Отец улыбнулся, конфузясь собственного легковерия, и приподнял талисман. Герберт состроил серьезную мину, подмигнул матери и взял на пианино несколько торжественных аккордов.

— Я-хочу-двести-фунтов! — произнес мистер Уайт.

Пианино громко отозвалось на его слова. Мистер Уайт вскрикнул. Жена и сын подбежали к нему.

— Она пошевелилась, — сказал он, со страхом глядя на лапу, и уронил ее. — Она извернулась у меня в руке, как гадюка.

— Однако денег-то я не вижу, — заметил сын, поднимая талисман и кладя его на стол. — Держу пари, что никогда их не увижу.

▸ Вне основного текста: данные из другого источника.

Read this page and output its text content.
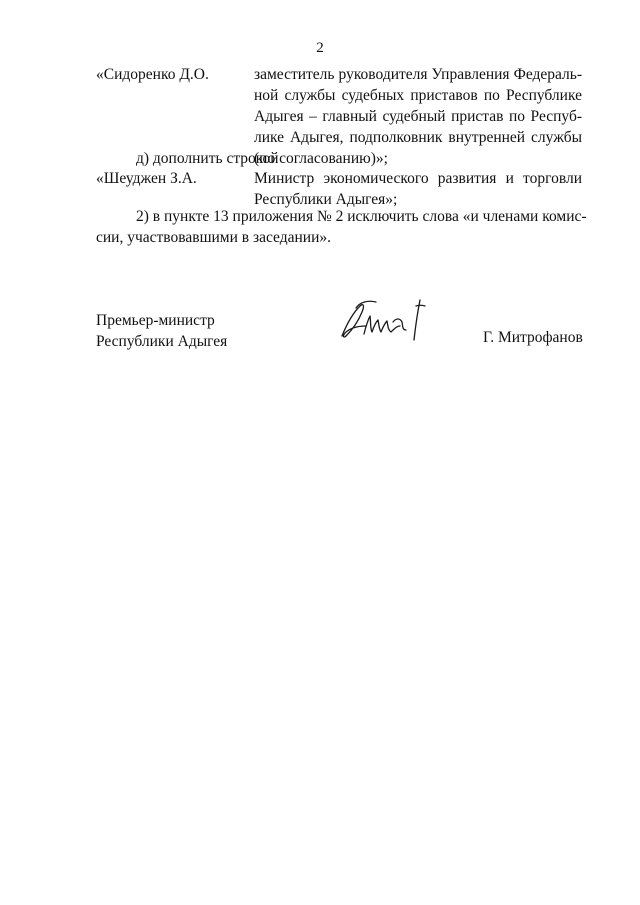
2
«Сидоренко Д.О.	заместитель руководителя Управления Федераль-
ной службы судебных приставов по Республике
Адыгея – главный судебный пристав по Респуб-
лике Адыгея, подполковник внутренней службы
(по согласованию)»;
д) дополнить строкой
«Шеуджен З.А.	Министр экономического развития и торговли
Республики Адыгея»;
2) в пункте 13 приложения № 2 исключить слова «и членами комис-
сии, участвовавшими в заседании».
Премьер-министр
Республики Адыгея	Г. Митрофанов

— Наверно, тебе померещилось, дорогой, — с тревогой во взгляде сказала жена.

— Пустяки, — сказал мистер Уайт. — Не тревожься. Но я испугался.

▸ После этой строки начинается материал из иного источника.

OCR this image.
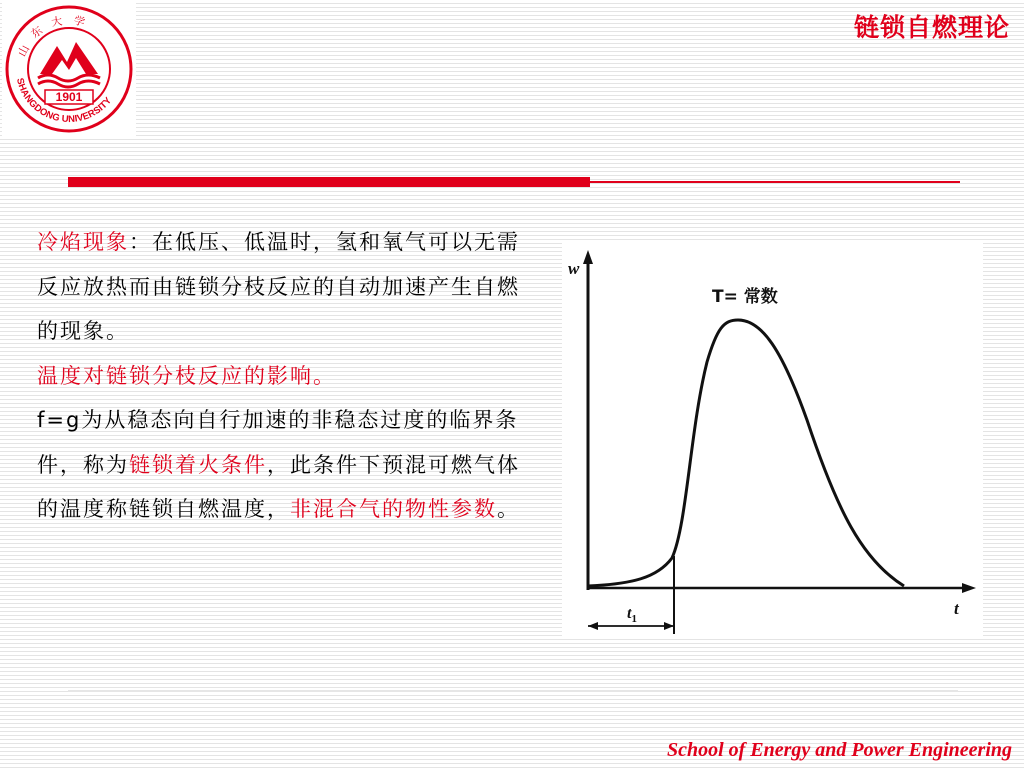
山东大学
SHANGDONG UNIVERSITY
1901
链锁自燃理论

冷焰现象：在低压、低温时，氢和氧气可以无需反应放热而由链锁分枝反应的自动加速产生自燃的现象。

温度对链锁分枝反应的影响。

f=g为从稳态向自行加速的非稳态过度的临界条件，称为链锁着火条件，此条件下预混可燃气体的温度称链锁自燃温度，非混合气的物性参数。

w
t
T= 常数
$t_1$
School of Energy and Power Engineering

Они сели у камина, мужчины снова закурили свои трубки. Ветер снаружи завывал с небывалой силой. Когда где-то наверху хлопнула дверь, мистер Уайт подскочил от страха. Против обыкновения, они сидели молча, в гнетущей тишине, пока не пришло время ложиться спать.

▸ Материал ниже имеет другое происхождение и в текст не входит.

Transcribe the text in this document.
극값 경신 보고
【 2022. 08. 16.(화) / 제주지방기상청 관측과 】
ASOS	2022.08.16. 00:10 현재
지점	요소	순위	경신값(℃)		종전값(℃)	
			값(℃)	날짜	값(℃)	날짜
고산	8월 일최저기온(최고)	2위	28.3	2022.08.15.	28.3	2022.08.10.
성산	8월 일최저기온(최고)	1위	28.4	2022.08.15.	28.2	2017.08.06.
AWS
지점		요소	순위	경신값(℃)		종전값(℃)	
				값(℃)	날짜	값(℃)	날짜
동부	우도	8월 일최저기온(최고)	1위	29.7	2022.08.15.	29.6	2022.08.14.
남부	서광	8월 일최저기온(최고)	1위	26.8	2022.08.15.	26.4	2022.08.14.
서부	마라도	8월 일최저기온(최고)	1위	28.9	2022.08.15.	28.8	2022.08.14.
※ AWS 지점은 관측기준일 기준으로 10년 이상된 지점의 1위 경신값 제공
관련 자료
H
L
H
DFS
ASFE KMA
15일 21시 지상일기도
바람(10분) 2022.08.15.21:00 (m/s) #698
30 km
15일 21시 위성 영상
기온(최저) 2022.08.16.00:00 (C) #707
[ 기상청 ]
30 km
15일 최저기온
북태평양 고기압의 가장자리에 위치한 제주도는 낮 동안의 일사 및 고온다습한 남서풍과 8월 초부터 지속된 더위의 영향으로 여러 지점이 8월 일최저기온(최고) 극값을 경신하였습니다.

— Наверняка ты найдешь деньги в большом кошельке, который будет лежать на кровати, — сказал отцу Герберт, пожелав родителям спокойной ночи. — А когда будешь прятать это свое незаконное приобретение, за тобой будет следить жуткий призрак, притаившийся на шкафу.

Оставшись один, мистер Уайт сел, он смотрел в темноте на огонь, и ему чудились там какие-то лица. Одним из них была такая отвратительная обезьянья рожа, что его передернуло, но потом, смутившись, он рассмеялся и потянулся к столу за стаканом воды, чтобы плеснуть в камин и погасить угли; случайно коснувшись обезьяньей лапы, он вздрогнул, обтер руку о халат и поднялся в спальню.

II

На следующее утро за завтраком, при ярком свете зимнего солнца, мистеру Уайту стали смешны его вчерашние страхи. В столовой царила здоровая будничная атмосфера, совсем не то, что накануне, и сморщенная, грязная обезьянья лапа, валявшаяся на буфете, уже не внушала тревоги.

— Все старые вояки одинаковы, — сказала миссис Уайт. — И чего ради слушали мы все эти глупости! Как можно в наше время верить в какие-то талисманы! А если бы мы и получили двести фунтов, разве они бы тебе повредили?

— Они могут упасть с потолка и зашибить голову, — сказал Герберт.

— По словам Морриса, чудеса происходят так естественно, что кажутся случайным совпадением, — сказал отец.

— Ладно уж, только бы эти деньги не достались тебе до моего возвращения, — поднимаясь из-за стола, сказал Герберт. — Не дай Бог, станешь скупердягой, и нам придется от тебя отказаться.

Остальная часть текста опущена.